The Shia genocide in Pakistan is the product of a twisted ill-defined mentality systematically promoted by the US and its puppet Arab regimes, an academic says.
“The root causes of religious extremism in Pakistan are traceable to the time when the US government sought to oust Soviet forces from Afghanistan. In those days, the ISI [Pakistan's Inter-Services Intelligence] was heavily mobilized by the US and funded by the Saudi Wahhabis to achieve this goal,” Ismail Salami wrote for Press TV on Sunday.
“No wonder, the only countries that recognized the Taliban with the green light of Washington were Saudi Arabia, Pakistan and the United Arab Emirates,” he said.
Salami took to task the ISI and other “government-funded organizations” for the incessant violence against Shias in Pakistan.
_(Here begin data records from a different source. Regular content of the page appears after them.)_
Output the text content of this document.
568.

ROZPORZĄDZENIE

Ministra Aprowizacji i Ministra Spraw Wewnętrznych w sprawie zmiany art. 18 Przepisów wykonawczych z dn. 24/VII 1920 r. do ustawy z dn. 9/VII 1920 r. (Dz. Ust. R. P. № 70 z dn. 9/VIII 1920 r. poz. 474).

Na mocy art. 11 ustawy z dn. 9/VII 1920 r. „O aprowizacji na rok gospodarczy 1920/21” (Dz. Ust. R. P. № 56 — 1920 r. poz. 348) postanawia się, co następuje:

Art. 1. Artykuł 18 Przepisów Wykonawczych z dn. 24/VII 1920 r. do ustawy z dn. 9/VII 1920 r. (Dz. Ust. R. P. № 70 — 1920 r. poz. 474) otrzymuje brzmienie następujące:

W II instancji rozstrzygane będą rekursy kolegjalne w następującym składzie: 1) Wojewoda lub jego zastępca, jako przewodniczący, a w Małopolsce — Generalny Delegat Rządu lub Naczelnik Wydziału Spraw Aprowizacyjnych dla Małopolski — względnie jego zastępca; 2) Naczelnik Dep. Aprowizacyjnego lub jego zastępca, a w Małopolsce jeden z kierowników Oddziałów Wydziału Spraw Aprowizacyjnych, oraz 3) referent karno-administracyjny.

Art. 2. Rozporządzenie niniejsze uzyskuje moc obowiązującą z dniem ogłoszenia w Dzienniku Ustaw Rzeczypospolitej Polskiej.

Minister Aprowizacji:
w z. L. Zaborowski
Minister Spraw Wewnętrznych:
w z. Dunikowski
“There is a purported claim that the ISI is not in the least affiliated to the government and that it operates out of its own volition in eliminating the Shia population which forms at least one-fourth of the population,” the academic added.
In the latest anti-Shia violence, more than one hundred people were killed and two-hundred others were wounded in twin suicide attacks in an area dominated by Shia Muslims last Thursday. Outlawed terrorist group, Lashkar-e-Jhangvi, has claimed responsibility for the attack.
Thousands of people have gathered at the site of the multiple bombings, refusing to bury the bodies of 96 of the victims. The protesters say they will not stop unless the army takes over Quetta to protect Shia civilians. They also want the Balochistan provincial government to be dismissed.
The latest violence comes as part of escalating attacks against Shia Muslims in different parts of Pakistan in recent months. Since the beginning of 2012, hundreds of Shias have been killed in the country.
“No matter what labels we use to describe the tragedy, the fact is that what is happening in Pakistan to the Shia minority is an ugly truth, an indelible human stain and an act of genocidal ideology the bitter memory of which will rankle in the minds for many years to come,” Salami concluded.